While it is ironic that Stark's suggestion for removing "oppression" from physics is her own exclusion from positions of power, her paper continues a disturbing trend in academia against knowledge and reason in favor of identity politics.

A student in South Africa rejected science in favor of witchcraft. Yale University students petitioned the school to drop courses required for English majors on the "Major English Poets" like Shakespeare. Thanks to an overemphasis on the evils of American slavery, many college students cannot name another country that had slavery. George Washington University, a college literally named after America's first president, dropped a U.S. history requirement for history majors!

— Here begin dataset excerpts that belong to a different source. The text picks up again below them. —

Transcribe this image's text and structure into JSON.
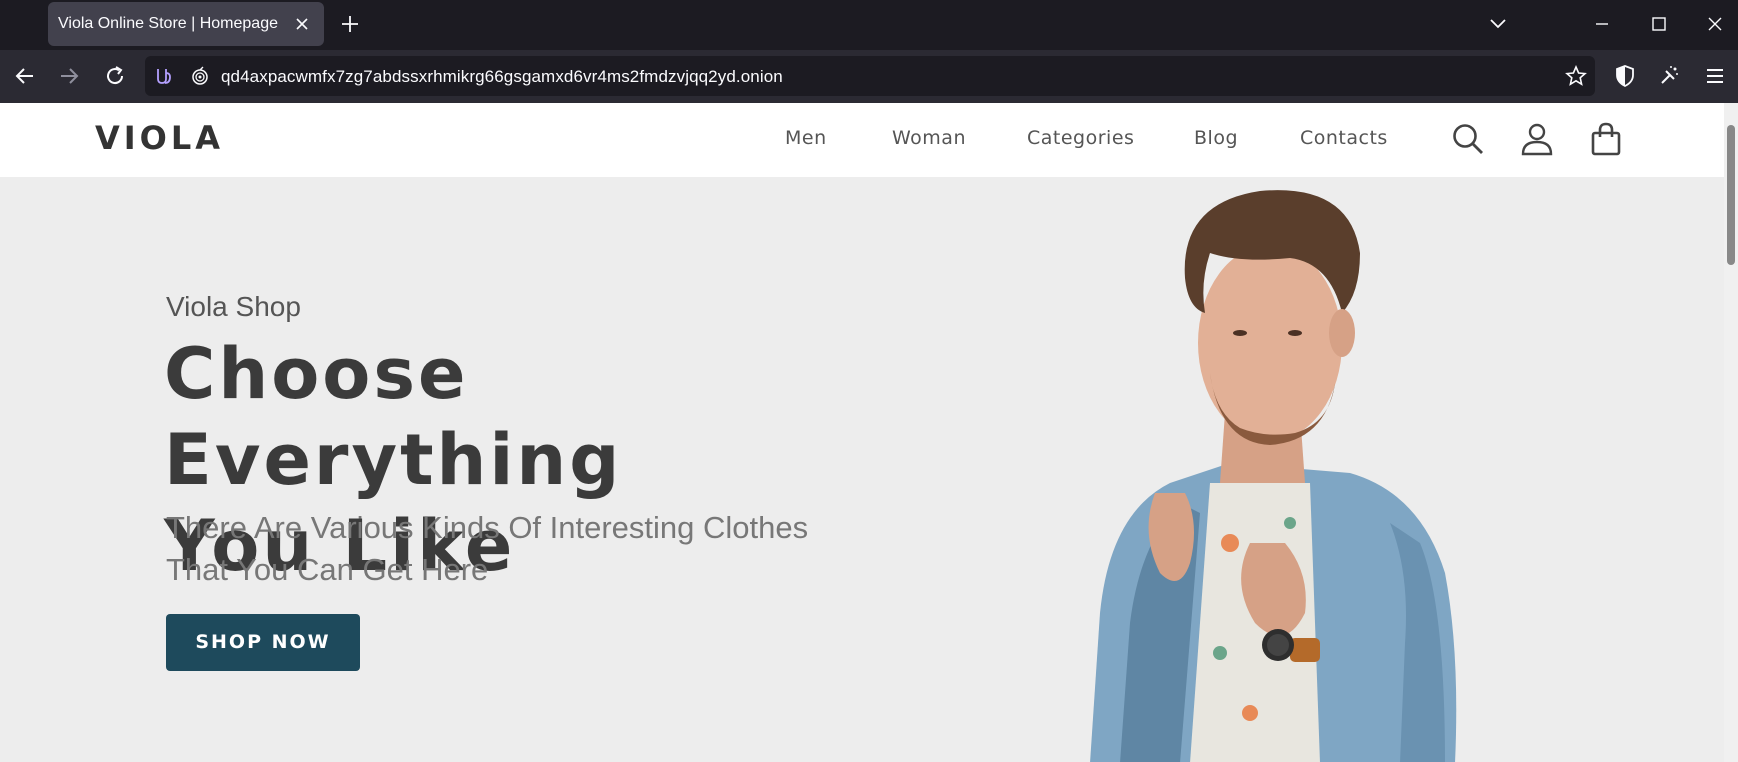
{
  "browser": {
    "tab_title": "Viola Online Store | Homepage",
    "url": "qd4axpacwmfx7zg7abdssxrhmikrg66gsgamxd6vr4ms2fmdzvjqq2yd.onion"
  },
  "header": {
    "logo": "VIOLA",
    "menu": [
      "Men",
      "Woman",
      "Categories",
      "Blog",
      "Contacts"
    ]
  },
  "hero": {
    "subtitle": "Viola Shop",
    "title_line1": "Choose Everything",
    "title_line2": "You Like",
    "description": "There Are Various Kinds Of Interesting Clothes That You Can Get Here",
    "cta": "SHOP NOW"
  },
  "colors": {
    "cta_bg": "#1e4a5c",
    "page_bg": "#ededed",
    "chrome_bg": "#1c1b22"
  },
  "icons": [
    "close-icon",
    "plus-icon",
    "chevron-down-icon",
    "minimize-icon",
    "maximize-icon",
    "back-icon",
    "forward-icon",
    "reload-icon",
    "onion-icon",
    "star-icon",
    "shield-icon",
    "extension-icon",
    "menu-icon",
    "search-icon",
    "user-icon",
    "shopping-bag-icon"
  ]
}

This kind of identity politics has become a threat to learning itself. English, history, physics, and other branches of learning are being assaulted by "intersectionality" theory in ways that damage students' ability to learn, their ability to think outside the box, and their ability to actually study things like logic itself.

If the very process of categorizing things is in jeopardy — as Stark suggests it should be — learning itself is under threat. Intersectionality has already been compared to a religion. Religions like Christianity have been unfairly attacked for stifling learning, but this ideology foots that bill. The entire edifice of modern progress — and the history and logic it relies upon — could crumble in the face of Progressive ideology. How's that for ironic?